Posted: Thu May 15, 2014 5:58 am
by MachineGhost
murphy_p_t wrote: What is the basis of this claim? (Not that I disagree...in fact i've been thinking of late that LTT AND stocks are pushed to extremes...I'm just interested in how this is measured and against historical data)
I think it was the current position relative to the entire historical range.

Re: Why Hold Long Bonds Now

Posted: Thu May 15, 2014 8:57 am
by dualstow
As I type, TLT is over 114. Wow!
Nervous Investors Pile Into Bonds
May 15, 2014

Global bond rates dropped to their lowest levels of the year Wednesday, as central bankers signaled their determination to jolt the world's largest economies out of their malaise.
Investors piled into U.S., German and British government bonds—used to price everything from mortgages to car loans—driving down their yields.
http://online.wsj.com/articles/interest ... 1400110990

Re: Why Hold Long Bonds Now

Posted: Thu May 15, 2014 9:17 am
by buddtholomew
MG, when do you plan to make your LTT purchase?
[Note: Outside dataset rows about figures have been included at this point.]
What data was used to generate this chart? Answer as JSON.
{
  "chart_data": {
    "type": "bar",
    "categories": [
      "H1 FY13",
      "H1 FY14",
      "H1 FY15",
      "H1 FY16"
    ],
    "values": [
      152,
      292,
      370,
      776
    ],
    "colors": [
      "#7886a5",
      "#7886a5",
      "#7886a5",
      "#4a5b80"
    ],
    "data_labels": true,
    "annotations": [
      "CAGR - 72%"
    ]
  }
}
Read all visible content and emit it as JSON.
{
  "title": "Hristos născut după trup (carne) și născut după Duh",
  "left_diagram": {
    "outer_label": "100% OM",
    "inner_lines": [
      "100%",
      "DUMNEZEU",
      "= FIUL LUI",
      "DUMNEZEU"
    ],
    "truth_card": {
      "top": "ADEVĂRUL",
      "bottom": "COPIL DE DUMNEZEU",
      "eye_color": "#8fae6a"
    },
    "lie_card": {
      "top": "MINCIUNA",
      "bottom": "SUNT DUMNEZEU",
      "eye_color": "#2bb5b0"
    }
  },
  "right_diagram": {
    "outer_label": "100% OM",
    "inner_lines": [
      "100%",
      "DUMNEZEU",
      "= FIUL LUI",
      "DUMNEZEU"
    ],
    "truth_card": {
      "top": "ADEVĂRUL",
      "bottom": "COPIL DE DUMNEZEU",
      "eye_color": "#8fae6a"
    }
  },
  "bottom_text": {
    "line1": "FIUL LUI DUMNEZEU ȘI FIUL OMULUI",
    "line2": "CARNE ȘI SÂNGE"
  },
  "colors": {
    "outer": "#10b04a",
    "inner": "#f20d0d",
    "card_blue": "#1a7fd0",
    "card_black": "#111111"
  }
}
The stock market is falling...watching with great interest as my bond holdings are within .5% of surpassing my equities. Gold, as usual, is the wildcard.

Re: Why Hold Long Bonds Now

Posted: Thu May 15, 2014 10:21 pm
by MachineGhost
buddtholomew wrote: MG, when do you plan to make your LTT purchase? The stock market is falling...watching with great interest as my bond holdings are within .5% of surpassing my equities. Gold, as usual, is the wildcard.
I don't know...  the breadth isn't very impressive to the downside yet.  I may just stay in cash as I really don't feel like being bitchslapped again if I buy bonds alone.  Besides, I can't come up with a timing model that makes more money than by and hold when including the bear market, so I'm like why even bother?  I do have half the allocation invested in duration-managed bonds, so its fine.